La voyante me suit de près. Assis sur le sol, on déchire quasiment les cartons, la sauce tomate nous dégouline sur le menton. Je me sens revivre avec chaque bouchée ; je ne crois pas avoir jamais rien mangé d'aussi bon. Les autres ne sont pas en reste. Heureusement que Ty en a pris une part personne, parce que je crois que sinon, on se serait entretués. Seul Rémond néglige la sienne-je suppose que lui n'a pas eu l'occasion d'avoir faim, ces dernières semaines.
Mon coéquipier interrompt son repas le temps de froncer les sourcils à mon intention.
— Tu devrais pas manger aussi vite.
— Tais-toi, Ross.
— Tu vas te rendre malade...
Je lui jetterais bien une part de pizza à la tête, mais il est hors de question de gâcher ne serait-ce qu'un morceau de croute.
En dix minutes à peine, nous avons vidé une boîte chacun. Je jette un coup d'œil aux deux qui restent.
— Je devrais en ramener une à Madlyn, déclaré-je sur le ton le plus neutre possible.
Comme si l'idée ne suffisait pas à me donner envie de vomir...

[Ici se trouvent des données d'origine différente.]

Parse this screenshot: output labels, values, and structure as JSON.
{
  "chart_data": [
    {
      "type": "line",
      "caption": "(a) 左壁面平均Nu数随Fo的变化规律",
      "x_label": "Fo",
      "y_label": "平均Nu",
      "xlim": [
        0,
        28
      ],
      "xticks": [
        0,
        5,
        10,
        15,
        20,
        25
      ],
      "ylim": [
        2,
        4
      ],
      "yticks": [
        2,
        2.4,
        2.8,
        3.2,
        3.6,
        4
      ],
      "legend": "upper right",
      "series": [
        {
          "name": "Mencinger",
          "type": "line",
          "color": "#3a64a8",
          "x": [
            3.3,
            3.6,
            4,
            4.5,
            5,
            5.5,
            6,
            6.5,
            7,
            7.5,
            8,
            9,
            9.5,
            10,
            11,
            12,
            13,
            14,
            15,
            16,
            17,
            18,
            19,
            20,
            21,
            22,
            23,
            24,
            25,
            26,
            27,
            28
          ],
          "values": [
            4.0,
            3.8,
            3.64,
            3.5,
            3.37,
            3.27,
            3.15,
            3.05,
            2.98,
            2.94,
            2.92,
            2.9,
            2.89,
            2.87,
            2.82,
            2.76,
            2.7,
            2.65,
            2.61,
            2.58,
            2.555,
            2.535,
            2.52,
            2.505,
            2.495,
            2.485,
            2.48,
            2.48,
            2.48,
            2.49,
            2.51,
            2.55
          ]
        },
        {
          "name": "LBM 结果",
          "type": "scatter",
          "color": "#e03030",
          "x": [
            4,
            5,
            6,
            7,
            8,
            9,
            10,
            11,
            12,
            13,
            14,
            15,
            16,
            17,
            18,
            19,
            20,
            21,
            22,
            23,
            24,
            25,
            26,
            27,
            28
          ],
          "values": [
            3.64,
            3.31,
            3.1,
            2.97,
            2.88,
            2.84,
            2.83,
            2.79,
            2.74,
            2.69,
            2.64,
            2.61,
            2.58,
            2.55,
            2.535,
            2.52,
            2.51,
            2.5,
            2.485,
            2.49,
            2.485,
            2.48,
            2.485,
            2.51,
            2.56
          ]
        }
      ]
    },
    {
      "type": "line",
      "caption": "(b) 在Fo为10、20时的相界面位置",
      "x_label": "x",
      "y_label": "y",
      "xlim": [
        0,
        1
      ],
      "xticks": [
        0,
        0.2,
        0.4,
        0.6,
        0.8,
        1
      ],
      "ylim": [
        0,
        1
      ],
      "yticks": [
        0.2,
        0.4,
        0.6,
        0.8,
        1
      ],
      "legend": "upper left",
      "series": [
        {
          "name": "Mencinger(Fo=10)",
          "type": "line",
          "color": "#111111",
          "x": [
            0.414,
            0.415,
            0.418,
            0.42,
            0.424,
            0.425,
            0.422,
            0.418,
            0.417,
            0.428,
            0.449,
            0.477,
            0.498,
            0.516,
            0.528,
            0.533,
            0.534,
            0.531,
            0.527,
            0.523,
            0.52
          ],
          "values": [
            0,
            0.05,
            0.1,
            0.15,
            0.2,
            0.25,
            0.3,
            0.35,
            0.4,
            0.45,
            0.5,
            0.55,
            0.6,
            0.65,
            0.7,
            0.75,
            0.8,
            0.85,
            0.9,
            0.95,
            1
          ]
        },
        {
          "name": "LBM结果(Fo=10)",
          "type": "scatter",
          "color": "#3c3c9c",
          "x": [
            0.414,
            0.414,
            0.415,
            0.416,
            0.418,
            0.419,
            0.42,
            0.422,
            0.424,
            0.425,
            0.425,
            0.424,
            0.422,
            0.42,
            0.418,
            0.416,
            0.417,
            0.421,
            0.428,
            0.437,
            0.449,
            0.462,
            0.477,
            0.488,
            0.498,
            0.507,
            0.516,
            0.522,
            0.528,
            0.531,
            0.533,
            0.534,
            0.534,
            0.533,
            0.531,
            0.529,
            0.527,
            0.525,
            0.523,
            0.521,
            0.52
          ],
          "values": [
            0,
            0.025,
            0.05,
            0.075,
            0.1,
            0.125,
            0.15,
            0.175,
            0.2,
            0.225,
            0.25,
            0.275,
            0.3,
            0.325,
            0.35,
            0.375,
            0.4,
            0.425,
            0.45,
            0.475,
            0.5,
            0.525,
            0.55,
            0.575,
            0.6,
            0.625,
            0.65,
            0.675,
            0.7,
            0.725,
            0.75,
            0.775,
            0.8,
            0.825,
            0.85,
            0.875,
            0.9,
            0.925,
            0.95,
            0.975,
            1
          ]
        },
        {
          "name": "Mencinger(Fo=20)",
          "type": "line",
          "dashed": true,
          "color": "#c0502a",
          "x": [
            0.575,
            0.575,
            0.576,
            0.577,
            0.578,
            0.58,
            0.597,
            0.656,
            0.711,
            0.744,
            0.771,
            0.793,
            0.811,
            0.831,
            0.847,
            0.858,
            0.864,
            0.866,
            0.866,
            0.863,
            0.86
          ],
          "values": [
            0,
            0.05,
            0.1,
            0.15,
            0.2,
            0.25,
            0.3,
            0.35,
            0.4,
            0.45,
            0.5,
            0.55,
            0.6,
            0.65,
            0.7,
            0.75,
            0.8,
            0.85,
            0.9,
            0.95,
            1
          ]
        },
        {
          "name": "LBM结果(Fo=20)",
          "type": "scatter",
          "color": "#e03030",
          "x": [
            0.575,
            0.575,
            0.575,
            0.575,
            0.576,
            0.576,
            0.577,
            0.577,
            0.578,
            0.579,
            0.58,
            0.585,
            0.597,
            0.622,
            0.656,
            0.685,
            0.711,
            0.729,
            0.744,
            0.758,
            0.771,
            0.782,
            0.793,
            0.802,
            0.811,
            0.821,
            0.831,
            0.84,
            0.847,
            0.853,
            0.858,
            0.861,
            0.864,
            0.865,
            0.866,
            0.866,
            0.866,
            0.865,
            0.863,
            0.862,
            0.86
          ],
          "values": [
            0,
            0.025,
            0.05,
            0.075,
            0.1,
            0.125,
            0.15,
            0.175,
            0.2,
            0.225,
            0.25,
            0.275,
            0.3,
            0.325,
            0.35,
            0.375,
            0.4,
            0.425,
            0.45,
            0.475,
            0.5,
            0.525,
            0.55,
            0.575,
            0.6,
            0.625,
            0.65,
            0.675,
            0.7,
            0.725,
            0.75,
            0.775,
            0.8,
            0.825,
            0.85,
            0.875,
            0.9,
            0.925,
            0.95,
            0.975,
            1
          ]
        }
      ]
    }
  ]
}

Ross croise mon regard et, sans un mot, s'empare d'un des cartons.
— Je t'accompagne.
Sur le coup, ça me rassure. Je ne proteste pas.
J'aurais dû.
VOUS LISEZ
Evasion (Cass-tome 2)
Science Fiction⚠️ Si vous n'avez pas lu le tome 1, n'hésitez pas à aller le retrouver sur montre profil ! Attention, spoilers dans ce résumé... Thétis est morte. Akhilleús a été définitivement détruit. Cass Jackson ne souhaite qu'une chose : tourner la page, et v...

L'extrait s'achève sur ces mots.